Suppose you have two independent Poisson processes $P_1,P_2$ with rates $\lambda_1,\lambda_2$ respectively.

1. If you merge these two Poisson processes, what is the probability that for the first $n$ outcomes, exactly $k$ of them are from $P_1$?

2. And conditional on the previous events, what is distribution of the time before the next outcome?

For the first problem, my idea is that consider a Poisson process with rate $\lambda_1+\lambda_2,$ for each outcome, there is probability $\frac{\lambda_1}{\lambda_1+\lambda_2}$ that falls into type I and with probability $\frac{\lambda_2}{\lambda_1+\lambda_2}$ it falls into type II. By splitting theorem, I this the number of type I outcomes should equal to outcomes of $P_1.$ Therefore for the first problem, I think the answer is $\binom{n}{k}(\frac{\lambda_1}{\lambda_1+\lambda_2})^k(\frac{\lambda_2}{\lambda_1+\lambda_2})^{n-k}.$

For the second question, I think either we can view it as a renewal process with interarrival time expo$(\lambda_1+\lambda_2)$. Or it is $\min(expo(\lambda_1),expo(\lambda_2))=expo(\lambda_1+\lambda_2).$ I am not sure if my answer is correct.
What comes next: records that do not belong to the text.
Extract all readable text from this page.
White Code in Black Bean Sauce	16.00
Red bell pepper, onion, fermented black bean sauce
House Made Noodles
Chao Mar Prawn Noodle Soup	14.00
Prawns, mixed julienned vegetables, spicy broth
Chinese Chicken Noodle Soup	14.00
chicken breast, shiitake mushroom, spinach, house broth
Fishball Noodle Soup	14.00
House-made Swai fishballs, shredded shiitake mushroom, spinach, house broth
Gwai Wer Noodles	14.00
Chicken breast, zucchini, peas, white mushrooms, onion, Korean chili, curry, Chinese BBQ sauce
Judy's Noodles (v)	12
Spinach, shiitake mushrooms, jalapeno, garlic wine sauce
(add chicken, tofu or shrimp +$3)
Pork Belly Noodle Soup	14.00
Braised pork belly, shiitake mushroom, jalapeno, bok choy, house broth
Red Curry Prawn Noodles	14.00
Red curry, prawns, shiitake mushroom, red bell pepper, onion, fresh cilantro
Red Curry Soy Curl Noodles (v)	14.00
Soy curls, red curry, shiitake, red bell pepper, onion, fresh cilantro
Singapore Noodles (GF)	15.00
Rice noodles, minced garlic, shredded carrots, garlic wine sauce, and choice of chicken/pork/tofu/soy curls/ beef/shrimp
The answer to your first question is correct: the counting distribution of events of the first type is binomial with parameters $n$ and $p = \lambda_1/(\lambda_1+\lambda_2)$ and your reasoning is proper.
The answer to the second question should become evident by noting that the merged process is equivalent to a process where event type is irrelevant; i.e., it is a Poisson process with rate $\lambda_1 + \lambda_2$, hence the interarrival time is exponentially distributed with this rate parameter. The fact that the minimum order statistic of two independent exponentially distributed random variables is itself exponential (but with rate equal to the sum of individual rates) is a consequence of the memoryless property.